985 The Utility of an Enhanced Bundle and Chlorhexidine Mouthwash in Reducing Ventilator-Associated Pneumonia

Sunday, March 21, 2010
Grand Hall (Hyatt Regency Atlanta)
Loretta Fauerbach, MS, CIC , Shands Hospital at the University of Florida, Gainesville, FL
Mary Ann Gross, MT, ASCP, CIC , Shands Hospital at the University of Florida, Gainesville, FL
Lennox Archibald, MD , College of Medicine, University of Florida, Gainesville, FL
Background: Ventilator-associated pneumonia (VAP) contributes to the morbidity and mortality as well as the cost of caring for critically ill patients.  A performance improvement project was initiated to implement a care bundle for ventilated patients to decrease the risk in this high risk population.

Objective: To evaluate the efficacy of an enhanced care bundle to prevent ventilator associated pneumonia.
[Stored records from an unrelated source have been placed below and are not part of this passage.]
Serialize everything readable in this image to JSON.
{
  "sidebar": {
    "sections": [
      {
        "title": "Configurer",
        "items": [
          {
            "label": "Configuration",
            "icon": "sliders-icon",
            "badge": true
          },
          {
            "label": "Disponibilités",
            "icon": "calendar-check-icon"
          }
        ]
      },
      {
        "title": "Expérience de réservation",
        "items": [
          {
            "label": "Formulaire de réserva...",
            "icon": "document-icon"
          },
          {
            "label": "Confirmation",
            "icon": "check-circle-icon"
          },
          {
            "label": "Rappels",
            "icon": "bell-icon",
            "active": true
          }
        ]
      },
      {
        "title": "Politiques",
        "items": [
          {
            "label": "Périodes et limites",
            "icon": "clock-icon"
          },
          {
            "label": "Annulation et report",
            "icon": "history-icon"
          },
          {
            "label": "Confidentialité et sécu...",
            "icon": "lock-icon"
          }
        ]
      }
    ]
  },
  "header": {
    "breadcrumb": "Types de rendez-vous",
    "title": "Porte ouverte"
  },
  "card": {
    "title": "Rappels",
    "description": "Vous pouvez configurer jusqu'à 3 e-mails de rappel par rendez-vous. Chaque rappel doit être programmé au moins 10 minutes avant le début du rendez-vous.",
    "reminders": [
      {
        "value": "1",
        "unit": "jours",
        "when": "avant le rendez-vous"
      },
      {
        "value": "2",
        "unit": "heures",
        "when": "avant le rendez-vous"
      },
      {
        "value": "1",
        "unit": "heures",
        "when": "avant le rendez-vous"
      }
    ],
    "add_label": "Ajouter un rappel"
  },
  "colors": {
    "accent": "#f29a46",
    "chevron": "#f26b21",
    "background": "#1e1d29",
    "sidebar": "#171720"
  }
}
Methods: A VAP bundle was implemented in our surgical ICU in July 2007 and monitored through June 2009 (study period).  The bundle included head of bed (HOB) elevation, sedation holiday, stress ulcer prophylaxis, subglottic suctioning, periodic patient turning, deep vein thrombosis (DVT) prophylaxis, and an enhanced hand hygiene program for house staff and visitors.  Initially, daily oral hygiene was performed using a bicarbonate formulation; this was changed to chlorhexidine (CHG) in July 2008.  Bundle adherence and compliance were tracked.  VAP case definition was based on CDC surveillance criteria.  VAP incidence densities (#cases/ventilator-days x 1000) were compared by calculating incidence rate ratios (IRR).

Results: Of 6,050 patients admitted to the ICU and mechanically ventilated during the study period, 64 (1.1%) met the case definition.  The mean age was 51.5 years; male-to-female ratio was 43:21.  The VAP incidence density fell from 26.8 in July 2007 to 3.1 in January 2008 (IRR=0.3, p <0.0001).  The mean monthly VAP incidence density for the period February through September 2008 was 5.2; we then documented a further gradual fall in the incidence density over the next eight months to 1.8 in June 2009 (IRR=0.5, p <0.05).  Adherence to the bundle components after the first and second year were, respectively, as follows: HOB, 92.5% and 93.6%; sedation holiday, 59.3% and 66.7%; stress ulcer prophylaxis, 98.6% and 95.2%; oral care, 90.9% and 93.8%; subglottic suctioning, 89.5% and 96.7%; turning of patients, 92.8% and 95%; and DVT prophylaxis 99.8% and 96.4%. 
The annual cost of VAP in 2007 ($40,000 per VAP x 180) was $7,200,000, decreased to $1,640,000 in 2008 and is projected to fall to $600,000 in 2009.  The overall savings was $5,560,000 in 2008 and $1,040,000 for an estimated overall savings of $6,596,000. Additionally, the average length of stay fell from 4.78 in January 2007 to 4.11 in June 2009.

Conclusions: A significant decrease in VAP rates and attributable costs was achieved over a two-year period following implementation of an enhanced VAP bundle.  Moreover, once implemented, the compliance with the VAP bundle components did not vary significantly over this period.  A further significant decrement in the VAP rate was documented following the introduction of CHG oral care.  In conclusion, the adoption of an enhanced ventilator bundle is paramount for the reduction of VAP rates, and further decreases in these rates may be expected when CHG oral care is included in the bundle.